Entering edit mode
7.3 years ago
saamar.rajput
▴
80
I have a RNA-seq raw counts data and I want to test a software for which i want to compare the results of data with noise and data without noise in the counts. For this i need to add some noise into my RNA-seq raw counts data. Can somebody suggest how to add noise into my data at the transcript count level?
Real data contain already a lot of noise, or better, sources of variation, so you will not have data 'without noise" in the first place. If you look at repeated measurements for the same genes, you will see that they are not identical even with technical replicates.
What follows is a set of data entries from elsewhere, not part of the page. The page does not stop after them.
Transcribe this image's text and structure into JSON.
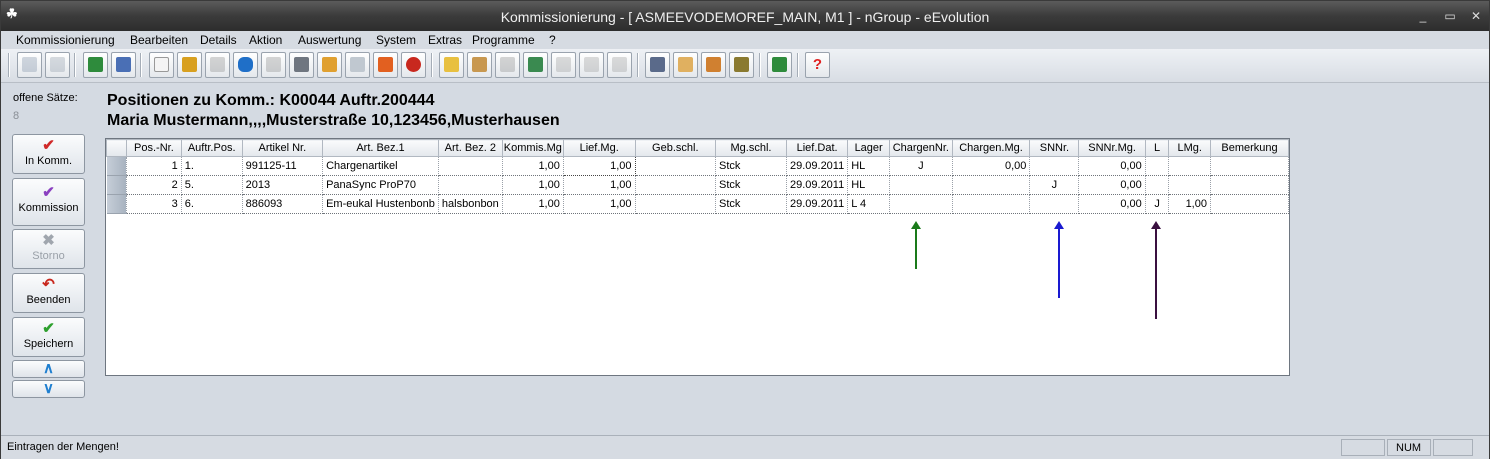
{
  "window": {
    "title": "Kommissionierung - [ ASMEEVODEMOREF_MAIN, M1 ]  -  nGroup - eEvolution",
    "controls": [
      "_",
      "▭",
      "✕"
    ]
  },
  "menu": [
    "Kommissionierung",
    "Bearbeiten",
    "Details",
    "Aktion",
    "Auswertung",
    "System",
    "Extras",
    "Programme",
    "?"
  ],
  "toolbar_icons": [
    "search-icon",
    "edit-icon",
    "excel-export-icon",
    "print-icon",
    "new-document-icon",
    "spellcheck-icon",
    "eraser-icon",
    "database-icon",
    "delete-icon",
    "keyboard-icon",
    "goods-icon",
    "label-icon",
    "alarm-icon",
    "undo-icon",
    "notepad-icon",
    "package-icon",
    "stack-icon",
    "truck-icon",
    "disabled-icon",
    "transfer-icon",
    "hand-icon",
    "calendar-icon",
    "document-icon",
    "users-icon",
    "car-icon",
    "exit-icon",
    "help-icon"
  ],
  "side": {
    "offene_label": "offene Sätze:",
    "offene_count": "8",
    "buttons": {
      "in_komm": "In Komm.",
      "kommission": "Kommission",
      "storno": "Storno",
      "beenden": "Beenden",
      "speichern": "Speichern"
    }
  },
  "header": {
    "title": "Positionen zu Komm.: K00044 Auftr.200444",
    "customer": "Maria Mustermann,,,,Musterstraße 10,123456,Musterhausen"
  },
  "grid": {
    "columns": [
      "Pos.-Nr.",
      "Auftr.Pos.",
      "Artikel Nr.",
      "Art. Bez.1",
      "Art. Bez. 2",
      "Kommis.Mg",
      "Lief.Mg.",
      "Geb.schl.",
      "Mg.schl.",
      "Lief.Dat.",
      "Lager",
      "ChargenNr.",
      "Chargen.Mg.",
      "SNNr.",
      "SNNr.Mg.",
      "L",
      "LMg.",
      "Bemerkung"
    ],
    "rows": [
      [
        "1",
        "1.",
        "991125-11",
        "Chargenartikel",
        "",
        "1,00",
        "1,00",
        "",
        "Stck",
        "29.09.2011",
        "HL",
        "J",
        "0,00",
        "",
        "0,00",
        "",
        "",
        ""
      ],
      [
        "2",
        "5.",
        "2013",
        "PanaSync ProP70",
        "",
        "1,00",
        "1,00",
        "",
        "Stck",
        "29.09.2011",
        "HL",
        "",
        "",
        "J",
        "0,00",
        "",
        "",
        ""
      ],
      [
        "3",
        "6.",
        "886093",
        "Em-eukal Hustenbonb",
        "halsbonbon",
        "1,00",
        "1,00",
        "",
        "Stck",
        "29.09.2011",
        "L 4",
        "",
        "",
        "",
        "0,00",
        "J",
        "1,00",
        ""
      ]
    ]
  },
  "annotation_colors": {
    "chargen_arrow": "#1a7a1a",
    "snnr_arrow": "#1a1ad0",
    "lager_arrow": "#3a1040"
  },
  "status": {
    "text": "Eintragen der Mengen!",
    "num": "NUM"
  }
}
If you want to add more noise, it is not granted that the outcome would be in any way similar to a real dataset.
It might make good sense to add noise to simulated read counts. For that you first need to choose a distribution to sample the values from that distribution, e.g. poisson or negative binomial to draw the simulated counts for each replicate, given the parameters of the distribution for each gene. For poisson there is only the central ('mean') parameter lambda, so in R that would be simply calling
rpois(n=10,lambda=1)
to generate 10 replicates of a read count with expected value 1. Note that you cannot 'add' the noise value to a 'real' value like inx' := x+rpois(n=10,lambda=1)
because the resulting variable x' would not be poisson distributed, same for neg binomial.If you want to make it really nice you can draw the parameters mean and dispersion of the distribution from some prior.
What do you suggest then?
I have expanded a bit on the original post, hope it helps.
Instead of using some existing RNA seq data, try simulating it yourself, you can then control the "noise" by parameterisation. Something like Polyester should do that.
... or ART, however these create reads which have to be (pseudo) aligned and counted again. But this is maybe a more realistic setting anyway.